Tuesday, April 27, 2010
Sowell this morning
Thomas Sowell's column this morning on the uses and abuses of history is going to irritate all the right left people. I'd excerpt it, but then you might not read it all.
5 Comments:
By TOF, at Tue Apr 27, 11:05:00 AM:
Sowell's article points out the great shortcoming of our education system as it now stands: indoctrination rather than education.
We need to retake the education system from the lefties who dominate it.
Jonathan Chait of ”I hate President George W. Bush” fame, got the ball rolling on the epistemic closure debate: "the phenomenon of total epistemic closure that Sanchez describes is almost entirely limited to the right." As if such a partisan has the credibility to show an objective judgement on that issue! Chait’s opining on the relative amount of epistemic closure in the left versus the right has as much credibility as one of Hugo Chavez’s higher-ups stating that there is no corruption in Venezuela. Propaganda is masquerading as objective judgement.
Chait’s statement on epistemic closure is just another variation on the following time-worn narrative: : “libs are brighter, better educated, better traveled, more knowledgeable, more tolerant, less bigoted …blah...blah...blah… than the wingnuts. Yes, we libs are God’s gift to the universe." This narrative has been going on since at least the days of Adlai II.
Quico/Francisco Toro, one of the proprieters of the Venezualan oppo ( anti-Chavista) blog, Caracas Chronicles, took this Julian Sanchez quote from Chait’s article.
One of the more striking features of the contemporary conservative movement is the extent to which it has been moving toward epistemic closure.
Quico/Francisco Toro then transformed the Sanchez quote in Caracas Chronicles into a statement about Venezuela.
One of the more striking features of the contemporary chavista movement is the extent to which it has been moving toward epistemic closure.
This is an accurate statement about Chavistas and their news sources. What is interesting is that in at least two ways Quico/Francisco Toro made the point that he agreed with Chait about the relative amount of epistemic closure between left and right. First he put in a “find and replace” MS tool” : “find and replace conservative with chavista” into his article. Second, he posted a comment in Chait’s epistemic closure article :
04/02/2010 - 10:28am EDT | Francisco Toro
The overlap between your right and our left amazes me again and again:
http://www.caracaschronicles.com/node/2397
Since the right wing in the US saw through Chavez a lot faster than the left did, and what support there remains for Chavez in the US is on the left, I wonder why Quico/Francisco Toro wants to sneer, along with Jonathan Chait,at the right wing in the US.
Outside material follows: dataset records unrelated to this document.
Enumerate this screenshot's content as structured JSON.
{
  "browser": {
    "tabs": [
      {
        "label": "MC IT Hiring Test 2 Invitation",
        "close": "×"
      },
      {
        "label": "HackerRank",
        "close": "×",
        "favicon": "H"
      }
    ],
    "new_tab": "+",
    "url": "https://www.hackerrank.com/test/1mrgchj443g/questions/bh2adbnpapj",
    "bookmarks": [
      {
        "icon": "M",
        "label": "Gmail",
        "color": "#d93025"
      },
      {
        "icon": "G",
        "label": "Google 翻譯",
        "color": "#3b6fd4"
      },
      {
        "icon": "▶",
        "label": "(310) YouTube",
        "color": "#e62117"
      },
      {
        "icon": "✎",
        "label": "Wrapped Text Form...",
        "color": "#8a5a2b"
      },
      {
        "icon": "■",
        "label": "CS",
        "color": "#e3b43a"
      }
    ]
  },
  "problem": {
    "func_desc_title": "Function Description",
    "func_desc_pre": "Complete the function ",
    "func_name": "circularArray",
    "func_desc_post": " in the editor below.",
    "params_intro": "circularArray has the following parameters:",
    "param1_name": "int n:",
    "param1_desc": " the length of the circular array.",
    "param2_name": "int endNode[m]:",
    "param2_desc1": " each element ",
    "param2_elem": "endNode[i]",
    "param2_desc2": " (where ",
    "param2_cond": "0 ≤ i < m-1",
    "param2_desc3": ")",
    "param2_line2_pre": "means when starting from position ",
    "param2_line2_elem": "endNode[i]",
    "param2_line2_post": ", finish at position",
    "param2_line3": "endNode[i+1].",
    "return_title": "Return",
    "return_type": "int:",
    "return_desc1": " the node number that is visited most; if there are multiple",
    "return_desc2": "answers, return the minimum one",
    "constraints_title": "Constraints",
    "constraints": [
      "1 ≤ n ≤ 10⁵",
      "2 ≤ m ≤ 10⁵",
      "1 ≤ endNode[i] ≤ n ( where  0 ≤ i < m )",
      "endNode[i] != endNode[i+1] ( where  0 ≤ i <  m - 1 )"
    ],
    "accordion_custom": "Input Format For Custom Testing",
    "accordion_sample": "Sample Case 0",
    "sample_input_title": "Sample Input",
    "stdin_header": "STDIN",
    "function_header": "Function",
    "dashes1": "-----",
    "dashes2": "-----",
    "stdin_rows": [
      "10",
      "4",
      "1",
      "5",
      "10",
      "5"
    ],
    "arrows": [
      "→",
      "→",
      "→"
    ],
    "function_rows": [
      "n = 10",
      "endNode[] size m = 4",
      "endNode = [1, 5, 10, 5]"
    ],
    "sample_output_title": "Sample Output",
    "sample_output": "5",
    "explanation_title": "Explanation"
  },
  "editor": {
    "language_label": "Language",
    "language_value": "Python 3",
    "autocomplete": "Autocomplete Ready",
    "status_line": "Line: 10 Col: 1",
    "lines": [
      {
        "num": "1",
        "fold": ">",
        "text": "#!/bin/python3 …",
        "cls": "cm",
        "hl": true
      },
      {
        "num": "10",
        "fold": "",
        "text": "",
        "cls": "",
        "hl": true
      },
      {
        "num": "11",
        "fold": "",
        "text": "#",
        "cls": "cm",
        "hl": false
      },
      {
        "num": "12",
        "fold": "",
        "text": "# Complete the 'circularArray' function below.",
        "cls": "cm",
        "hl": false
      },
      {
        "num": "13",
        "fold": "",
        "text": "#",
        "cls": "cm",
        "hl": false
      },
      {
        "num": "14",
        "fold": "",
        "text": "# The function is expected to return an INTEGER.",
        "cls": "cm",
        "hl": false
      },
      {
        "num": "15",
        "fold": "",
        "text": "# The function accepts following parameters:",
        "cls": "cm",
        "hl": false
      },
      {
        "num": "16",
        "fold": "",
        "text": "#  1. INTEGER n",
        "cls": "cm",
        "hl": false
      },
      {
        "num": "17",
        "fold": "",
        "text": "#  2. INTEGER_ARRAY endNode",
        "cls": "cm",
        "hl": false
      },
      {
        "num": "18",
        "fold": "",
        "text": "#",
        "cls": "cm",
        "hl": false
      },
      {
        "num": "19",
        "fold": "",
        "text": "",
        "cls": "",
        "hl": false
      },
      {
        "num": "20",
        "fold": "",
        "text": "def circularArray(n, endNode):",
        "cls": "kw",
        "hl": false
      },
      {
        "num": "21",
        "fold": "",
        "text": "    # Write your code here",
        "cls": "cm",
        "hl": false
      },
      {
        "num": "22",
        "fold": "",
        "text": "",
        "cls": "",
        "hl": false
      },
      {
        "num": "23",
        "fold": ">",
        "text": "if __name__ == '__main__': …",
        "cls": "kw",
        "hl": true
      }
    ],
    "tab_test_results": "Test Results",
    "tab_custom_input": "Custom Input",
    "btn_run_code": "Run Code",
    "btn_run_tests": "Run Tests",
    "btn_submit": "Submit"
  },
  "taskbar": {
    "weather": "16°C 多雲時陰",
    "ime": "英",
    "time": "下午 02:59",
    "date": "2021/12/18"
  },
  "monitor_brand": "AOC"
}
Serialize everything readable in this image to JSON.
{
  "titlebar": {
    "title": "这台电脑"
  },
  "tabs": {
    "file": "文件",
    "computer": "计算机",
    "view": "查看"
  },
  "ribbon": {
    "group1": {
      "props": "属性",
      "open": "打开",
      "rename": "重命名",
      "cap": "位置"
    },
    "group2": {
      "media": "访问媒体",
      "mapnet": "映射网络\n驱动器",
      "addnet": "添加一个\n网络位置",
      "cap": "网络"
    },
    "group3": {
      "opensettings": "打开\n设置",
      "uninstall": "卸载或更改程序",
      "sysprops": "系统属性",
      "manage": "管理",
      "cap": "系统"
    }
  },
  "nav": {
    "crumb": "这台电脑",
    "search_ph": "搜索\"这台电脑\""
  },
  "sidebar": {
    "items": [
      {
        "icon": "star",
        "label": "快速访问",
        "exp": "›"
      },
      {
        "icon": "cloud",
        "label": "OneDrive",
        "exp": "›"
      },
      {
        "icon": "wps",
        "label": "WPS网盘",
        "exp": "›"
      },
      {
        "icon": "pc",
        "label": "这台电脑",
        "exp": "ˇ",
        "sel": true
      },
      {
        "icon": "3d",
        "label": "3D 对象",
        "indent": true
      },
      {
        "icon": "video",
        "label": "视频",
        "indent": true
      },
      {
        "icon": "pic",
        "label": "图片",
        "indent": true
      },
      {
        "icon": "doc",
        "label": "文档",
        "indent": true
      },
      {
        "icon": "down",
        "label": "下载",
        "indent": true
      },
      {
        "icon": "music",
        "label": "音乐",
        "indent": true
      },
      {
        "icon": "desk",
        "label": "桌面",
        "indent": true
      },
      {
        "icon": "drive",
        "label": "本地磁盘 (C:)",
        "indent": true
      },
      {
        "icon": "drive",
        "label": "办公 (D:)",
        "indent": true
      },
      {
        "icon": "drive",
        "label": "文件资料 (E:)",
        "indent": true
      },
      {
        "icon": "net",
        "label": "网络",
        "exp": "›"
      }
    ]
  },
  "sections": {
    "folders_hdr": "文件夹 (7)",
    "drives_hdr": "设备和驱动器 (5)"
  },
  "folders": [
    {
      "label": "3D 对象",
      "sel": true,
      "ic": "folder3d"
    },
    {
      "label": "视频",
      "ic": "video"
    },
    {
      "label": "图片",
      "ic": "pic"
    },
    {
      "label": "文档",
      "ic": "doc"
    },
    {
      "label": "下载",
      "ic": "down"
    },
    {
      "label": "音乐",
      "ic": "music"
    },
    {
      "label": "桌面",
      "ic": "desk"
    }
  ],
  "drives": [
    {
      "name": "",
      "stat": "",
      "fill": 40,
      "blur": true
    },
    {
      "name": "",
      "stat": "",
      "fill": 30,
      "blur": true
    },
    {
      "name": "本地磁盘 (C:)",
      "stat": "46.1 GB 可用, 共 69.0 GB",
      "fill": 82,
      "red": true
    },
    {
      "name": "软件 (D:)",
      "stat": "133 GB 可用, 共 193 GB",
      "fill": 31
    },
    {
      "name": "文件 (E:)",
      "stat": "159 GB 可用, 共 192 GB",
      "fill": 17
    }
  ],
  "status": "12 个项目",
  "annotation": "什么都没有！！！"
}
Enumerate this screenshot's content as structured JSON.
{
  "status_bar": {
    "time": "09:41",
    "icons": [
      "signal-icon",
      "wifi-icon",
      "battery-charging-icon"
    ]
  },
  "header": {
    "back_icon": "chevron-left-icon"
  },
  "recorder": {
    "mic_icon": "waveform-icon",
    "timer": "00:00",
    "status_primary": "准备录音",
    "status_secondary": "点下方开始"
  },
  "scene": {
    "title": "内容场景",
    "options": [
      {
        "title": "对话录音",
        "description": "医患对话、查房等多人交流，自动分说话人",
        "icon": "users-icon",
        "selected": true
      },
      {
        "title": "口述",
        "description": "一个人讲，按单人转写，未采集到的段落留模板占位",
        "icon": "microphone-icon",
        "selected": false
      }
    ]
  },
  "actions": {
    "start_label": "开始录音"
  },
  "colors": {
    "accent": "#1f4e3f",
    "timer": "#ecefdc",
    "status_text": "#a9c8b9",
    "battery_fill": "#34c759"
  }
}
Sorry, posted at the wrong place
By rcw, at Wed Apr 28, 03:00:00 PM:
Exceptional essay. But keep in mind that history has always been taught with a bias. In earlier days it was a self-aggrandizing bias toward our own glorious European/Christian expansion and civilizing influence on the world. Now it's gone too far the other way.
We should teach about all of the world's history, both cruel and enlightened, but it's not surprising or necessarily wrong that we focus US education on US history - and the very real mistakes included therein.
If the people talking about the need for "education vs. indoctrination" are talking about a more global balance of material - the good and bad everywhere - I am with them. If they're talking about including creationism along with evolution then I'm not there with them.
By GreenmanTim, at Thu Apr 29, 11:06:00 AM:
Actually, this essay is a further example of what it purports to debunk. Saying that Roman Galley slaves were treated worse than enslaved Africans in America sets up a specious comparison between unrelated atrocities across vast distances of time and place. That feels a lot like saying that the Holocaust was far worse than the Armenian genocide, so the Armenians should not make such a big deal about it. This is shoddy reasoning and bad history.
If you want a broader, more nuanced and challenging education system, one that is able to look at complex issues and form rational arguments based on something more than political or philosophical orthodoxy, essays like this do not bring us any closer to that. But then, that was not the point of the essay.